Perils of Extrapolation • The conditions that persisted in the first part of the twentieth century changed. The linear relationship stopped being meaningful. • Past results do not guarantee future success. • Bear Stearns survived the stock market crash of 1929. • It did not survive the subprime mortgage crisis of the mid 2000’s, though and was sold to JP Morgan at $10/share, down from $133/share at its high point.
Perils of Causation • Which of the following is more likely? • Michael and Lindsey’s marriage seemed very happy. One day he came home from work and killed her. • Michael and Lindsey’s marriage seemed very happy. One day he came home from work and killed her in order to collect on an insurance policy. The correct answer is #1.
The Narrative Fallacy • People do not look at data in a vacuum.
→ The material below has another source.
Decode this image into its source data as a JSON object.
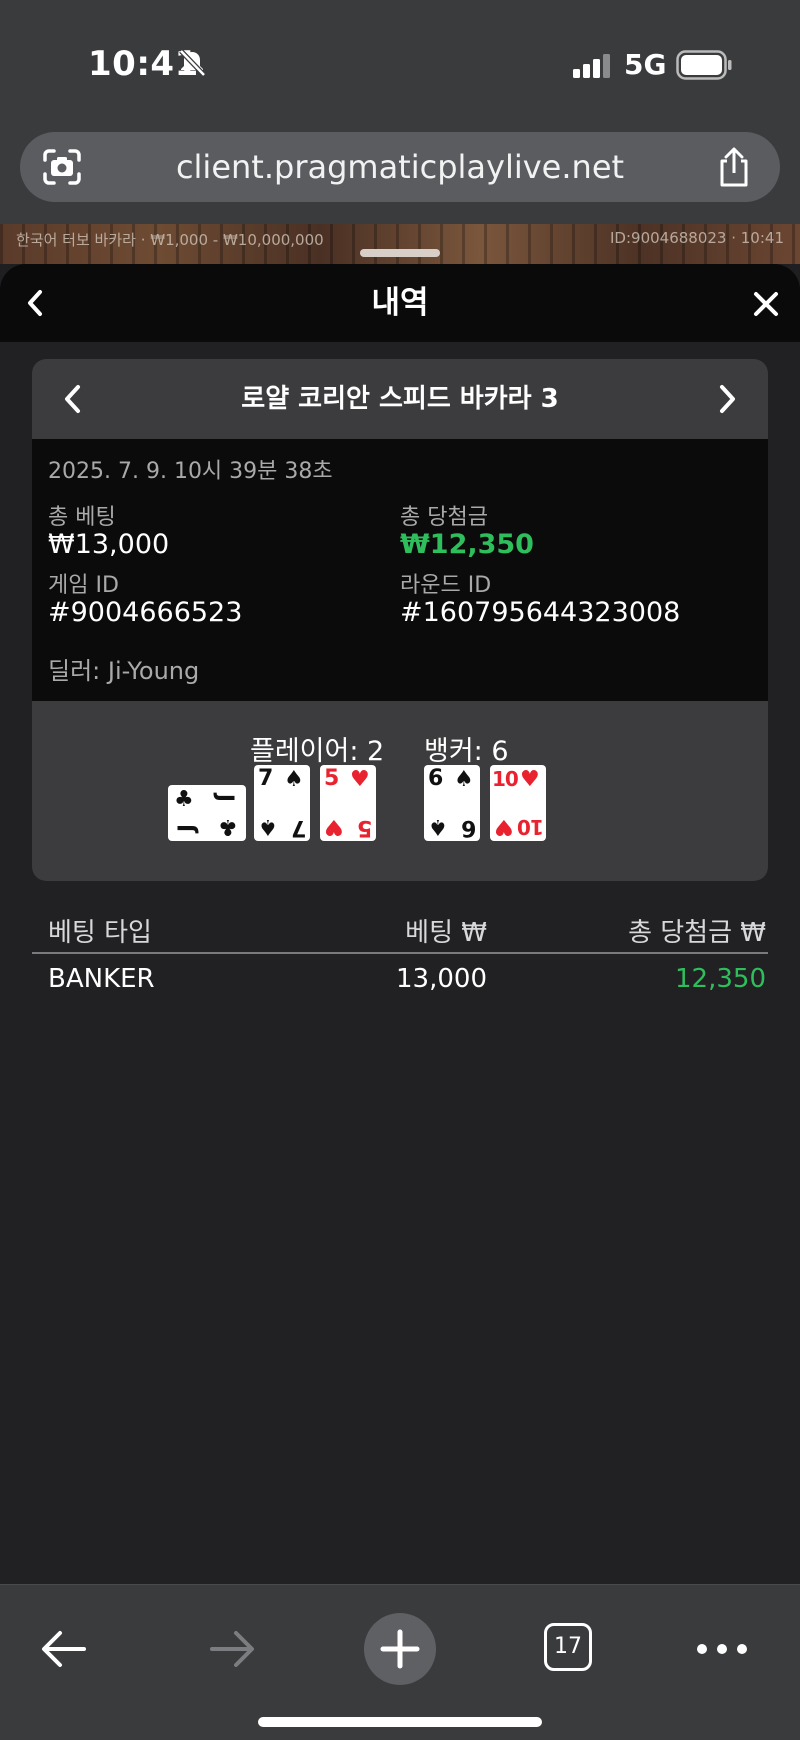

When we look at data, we want it to tell us a story. We construct a narrative. • That narrative is based in fact but it is not the truth. • We want to tell a story. Revisiting the tragic ballad of Michael and Lindsey’s marriage - Why is the correct answer #1? • #1 encompasses #2 and all other explanations. • It is possible that he killed her for insurance, but there are other possible explanations.
Leverage or Influential Points • Sometimes, a single point can have an undue influence on the shape of a linear model. • A data point is said to have a high leverage if it is far away from the mean of the predictor variable (x). • A data point is influential if omitting it from a linear model would greatly change the model. • Identify influential points by their high residual. • A point with high leverage is not necessarily influential, especially if its residual is low.
Lurking Variables (look out behind you) • When we go forward with our unit on experimental design, the concept of a lurking variable will be reintroduced. • A lurking variable is a variable that may have an impact on two other variables. It can cause two unrelated variables to exhibit correlation. • Consider lurking variables when you interpret a linear model.